Which means I'll probably be struck by a meteor tomorrow, but hey, it's a life.
My life would be much simpler if they'd just pick a name for these non-points races and stick with them.
1. (27) Paul Menard, Richard Childress Racing
*shuffles papers* Media tour, paint job, uniform... Hey, we're missing a State of the Sideburns Report!
Damn, I need an intern.
2. (5) Kasey Kahne, Hendrick Motorsports
I wonder if Kandy knows who Beck is. God knows I don't.
3. (22) Joey Logano, Team Penske
During the off-season:
Mother: Joey Logano got married.
Me: To a human?
4. (2) Brad Keselowski, Team Penske
Report: Someone has let Keselowski breed.
5. (18) Kyle Busch, Joe Gibbs Racing
Scrub, in an attempt to ensure seriouslyclaire's enmity toward NASCAR for all time, is now driving a green car.
And by "green car," I mean "GoDaddy is complaining that they have to share the track with this thing."
6. (3) Austin Dillon, Richard Childress Racing
7. (16) Greg Biffle, Roush Fenway Racing
Since I have nothing on Biffle, I shall point out that this year, there will be no penalty for missing lugnuts. Because what everybody wants is for a car to go flying out there with the tire half on.
Also, there will apparently only be 10 officials on pit road, and I'm not even going to try to imagine how that one's gonna work.
8. (4) Kevin Harvick, Stewart-Haas Racing
Now that Harvick's a champ, all kinds of articles are showing up, all featuring glurgy quotes about how much more important it is that he be a father. I guess they had to make up for not scheduling a race on Sire Day somehow.
9. (11) Denny Hamlin, Joe Gibbs Racing
Okay, y'all know I am the last person on earth to attribute positive characteristics to Damnlin (other than "not Logano"), but, um, this kinda happened. I'll be in the corner laughing.
10. (78) Martin Truex Jr., Furniture Row Racing
Maybe this year I'll manage to remember who's driving.
11. (24) Jeff Gordon, Hendrick Motorsports
I'm sure you've all heard the news by now.
That's right. @nascarcasm has sold out and is working for NASCAR. Where will we get our quality sarcasm now?
12. (31) Ryan Newman, Richard Childress Racing
We haven't even raced yet, and Newman has already lost an engine. Yeesh.

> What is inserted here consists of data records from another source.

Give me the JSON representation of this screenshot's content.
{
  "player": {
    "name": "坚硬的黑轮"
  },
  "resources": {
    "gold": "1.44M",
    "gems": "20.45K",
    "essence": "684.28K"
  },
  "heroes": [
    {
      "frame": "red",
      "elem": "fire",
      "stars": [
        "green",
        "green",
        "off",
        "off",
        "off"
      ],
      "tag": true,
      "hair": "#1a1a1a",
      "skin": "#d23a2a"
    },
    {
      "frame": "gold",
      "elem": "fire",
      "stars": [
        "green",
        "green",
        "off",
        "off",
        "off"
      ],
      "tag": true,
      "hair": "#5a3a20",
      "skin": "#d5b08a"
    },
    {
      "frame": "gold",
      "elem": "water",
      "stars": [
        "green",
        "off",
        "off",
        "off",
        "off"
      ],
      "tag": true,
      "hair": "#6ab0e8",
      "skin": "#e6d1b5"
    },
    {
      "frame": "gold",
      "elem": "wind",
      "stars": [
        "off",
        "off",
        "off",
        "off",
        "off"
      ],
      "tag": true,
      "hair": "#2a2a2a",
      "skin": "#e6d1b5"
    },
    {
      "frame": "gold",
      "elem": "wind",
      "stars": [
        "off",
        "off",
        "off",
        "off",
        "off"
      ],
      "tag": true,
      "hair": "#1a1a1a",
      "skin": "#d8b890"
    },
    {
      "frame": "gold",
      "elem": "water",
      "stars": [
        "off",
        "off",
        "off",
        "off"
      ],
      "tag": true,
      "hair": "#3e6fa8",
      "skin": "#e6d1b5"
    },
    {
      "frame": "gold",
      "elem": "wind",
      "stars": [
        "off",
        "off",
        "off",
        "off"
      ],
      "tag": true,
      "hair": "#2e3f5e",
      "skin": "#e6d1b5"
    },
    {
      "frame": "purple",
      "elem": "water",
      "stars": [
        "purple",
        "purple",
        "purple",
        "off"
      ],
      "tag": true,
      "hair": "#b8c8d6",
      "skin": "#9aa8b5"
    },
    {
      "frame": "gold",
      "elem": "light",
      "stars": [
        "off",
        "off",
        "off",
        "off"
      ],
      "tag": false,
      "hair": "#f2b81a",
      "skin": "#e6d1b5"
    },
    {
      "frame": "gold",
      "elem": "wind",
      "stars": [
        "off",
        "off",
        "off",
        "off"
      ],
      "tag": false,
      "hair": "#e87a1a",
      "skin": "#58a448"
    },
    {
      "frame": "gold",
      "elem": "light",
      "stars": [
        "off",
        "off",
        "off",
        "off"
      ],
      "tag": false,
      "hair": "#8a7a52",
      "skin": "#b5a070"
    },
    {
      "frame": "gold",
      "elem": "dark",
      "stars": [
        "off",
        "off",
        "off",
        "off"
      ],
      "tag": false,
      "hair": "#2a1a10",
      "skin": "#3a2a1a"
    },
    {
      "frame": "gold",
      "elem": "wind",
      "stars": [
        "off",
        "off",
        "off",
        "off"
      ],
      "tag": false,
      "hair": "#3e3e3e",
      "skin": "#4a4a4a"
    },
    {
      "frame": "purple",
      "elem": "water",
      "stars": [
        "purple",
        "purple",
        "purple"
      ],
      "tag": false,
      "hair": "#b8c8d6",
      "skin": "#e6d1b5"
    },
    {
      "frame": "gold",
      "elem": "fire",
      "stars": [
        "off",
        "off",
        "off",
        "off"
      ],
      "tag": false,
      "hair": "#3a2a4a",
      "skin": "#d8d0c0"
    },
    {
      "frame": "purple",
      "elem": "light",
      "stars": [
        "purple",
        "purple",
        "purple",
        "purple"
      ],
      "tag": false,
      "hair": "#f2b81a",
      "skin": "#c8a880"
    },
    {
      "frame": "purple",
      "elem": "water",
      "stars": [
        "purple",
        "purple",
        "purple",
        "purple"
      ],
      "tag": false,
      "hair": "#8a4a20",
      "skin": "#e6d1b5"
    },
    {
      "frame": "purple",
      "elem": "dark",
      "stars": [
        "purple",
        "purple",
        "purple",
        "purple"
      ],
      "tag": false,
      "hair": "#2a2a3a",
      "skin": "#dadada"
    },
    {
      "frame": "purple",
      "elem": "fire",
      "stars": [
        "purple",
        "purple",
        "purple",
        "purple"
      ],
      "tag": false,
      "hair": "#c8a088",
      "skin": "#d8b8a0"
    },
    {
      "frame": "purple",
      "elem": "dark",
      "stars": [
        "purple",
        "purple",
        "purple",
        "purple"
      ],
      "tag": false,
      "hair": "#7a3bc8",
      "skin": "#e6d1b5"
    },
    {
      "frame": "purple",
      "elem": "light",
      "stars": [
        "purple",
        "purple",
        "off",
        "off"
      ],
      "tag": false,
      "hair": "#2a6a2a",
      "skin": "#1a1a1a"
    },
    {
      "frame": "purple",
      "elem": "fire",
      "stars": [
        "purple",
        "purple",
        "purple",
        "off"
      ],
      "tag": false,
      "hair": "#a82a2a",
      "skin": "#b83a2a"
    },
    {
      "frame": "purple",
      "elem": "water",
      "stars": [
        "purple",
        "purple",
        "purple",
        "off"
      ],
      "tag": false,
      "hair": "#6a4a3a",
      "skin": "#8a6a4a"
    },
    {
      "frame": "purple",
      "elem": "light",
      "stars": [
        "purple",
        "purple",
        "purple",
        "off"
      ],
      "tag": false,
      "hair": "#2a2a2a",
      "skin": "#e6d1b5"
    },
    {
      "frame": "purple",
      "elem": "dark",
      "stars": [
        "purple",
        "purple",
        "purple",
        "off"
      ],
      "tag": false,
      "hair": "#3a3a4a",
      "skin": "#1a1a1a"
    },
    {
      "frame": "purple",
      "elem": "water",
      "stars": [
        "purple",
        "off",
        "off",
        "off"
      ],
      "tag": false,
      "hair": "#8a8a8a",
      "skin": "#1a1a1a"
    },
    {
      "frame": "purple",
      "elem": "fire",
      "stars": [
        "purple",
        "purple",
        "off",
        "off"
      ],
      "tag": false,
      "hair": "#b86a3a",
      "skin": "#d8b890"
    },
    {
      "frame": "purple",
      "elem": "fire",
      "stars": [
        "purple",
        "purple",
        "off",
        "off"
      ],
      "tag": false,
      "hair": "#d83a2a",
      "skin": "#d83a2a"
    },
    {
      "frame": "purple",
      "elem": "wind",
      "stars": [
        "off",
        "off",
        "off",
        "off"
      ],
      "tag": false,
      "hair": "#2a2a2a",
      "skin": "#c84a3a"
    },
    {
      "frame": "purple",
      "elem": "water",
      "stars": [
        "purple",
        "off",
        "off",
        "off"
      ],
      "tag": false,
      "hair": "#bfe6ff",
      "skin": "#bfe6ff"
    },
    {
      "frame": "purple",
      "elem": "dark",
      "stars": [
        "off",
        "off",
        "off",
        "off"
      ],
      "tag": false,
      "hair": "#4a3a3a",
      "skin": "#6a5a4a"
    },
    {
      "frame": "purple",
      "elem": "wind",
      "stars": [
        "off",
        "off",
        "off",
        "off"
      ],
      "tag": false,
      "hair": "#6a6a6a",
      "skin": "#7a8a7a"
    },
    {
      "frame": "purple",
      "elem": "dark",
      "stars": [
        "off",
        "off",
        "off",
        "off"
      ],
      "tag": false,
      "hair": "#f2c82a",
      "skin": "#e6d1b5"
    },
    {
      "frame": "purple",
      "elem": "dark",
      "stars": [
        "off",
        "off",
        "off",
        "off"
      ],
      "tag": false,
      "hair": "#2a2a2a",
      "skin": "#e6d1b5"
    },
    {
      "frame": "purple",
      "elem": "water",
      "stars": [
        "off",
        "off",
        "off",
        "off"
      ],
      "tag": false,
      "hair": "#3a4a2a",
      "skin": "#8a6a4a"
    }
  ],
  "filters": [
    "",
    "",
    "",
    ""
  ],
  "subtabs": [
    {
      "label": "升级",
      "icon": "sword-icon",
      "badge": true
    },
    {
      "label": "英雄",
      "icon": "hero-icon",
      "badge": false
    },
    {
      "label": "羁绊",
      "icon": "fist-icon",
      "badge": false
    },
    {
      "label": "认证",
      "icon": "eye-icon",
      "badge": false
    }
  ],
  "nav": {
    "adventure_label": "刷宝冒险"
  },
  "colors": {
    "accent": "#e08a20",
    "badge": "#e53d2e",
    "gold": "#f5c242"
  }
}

13. (41) Kurt Busch, Stewart-Haas Racing
Should you be bored, get some popcorn and read over the news reports about him and the girlfriend. That woman is fucking nuts, in the way that's entertaining if you're not directly involved.
I hope to God somebody decides to broadcast the actual court hearing.
14. (19) Carl Edwards, Joe Gibbs Racing
Gonna be awhile before that looks right.
15. (10) Danica Patrick, Stewart-Haas Racing
In further proof that not even NASCAR remembers what the requirements for this race are, I present: Danica.
16. (20) Matt Kenseth, Joe Gibbs Racing
All hail the Evil One, Tackler of Keselowskis.
17. (48) Jimmie Johnson, Hendrick Motorsports
K-naus must still be holding a grudge over that lovers' spat at Charlotte if this is the best he can do.
18. (15) Clint Bowyer, Michael Waltrip Racing
One of the mouthiest guys on Twitter, and I can't come up with anything. Drink some sponsor product or something.
19. (43) Aric Almirola, Richard Petty Motorsports
You know the weird thing about Aric? When you look at his name, your eyes keep insisting there's a typo and it just keeps slithering away. *goes cross-eyed*
20. (17) Ricky Stenhouse Jr., Roush Fenway Racing
Ricky is apparently sporting a...questionable...haircut.
21. (1) Jamie McMurray, Chip Ganassi Racing
I just realized that this doesn't list sponsors. I'm going to have to find a better source for my lineups. I'll add it to the to-do list.
No, nothing to do with Jamie, why do you ask?
22. (14) Tony Stewart, Stewart-Haas Racing
Smoke has already been called to the Oval Office. Dude, the season hasn't even started yet!
23. (13) Casey Mears, Germain Racing
There's my Snrch, right at the back of the field where we expect you.
24. (88) Dale Earnhardt Jr., Hendrick Motorsports
Apparently, Junior's girlfriend is a: named Amy and b: on Twitter. There, Mother, you know everything I do.
25. (42) Kyle Larson, Chip Ganassi Racing
Aw, look who's not a rookie anymore.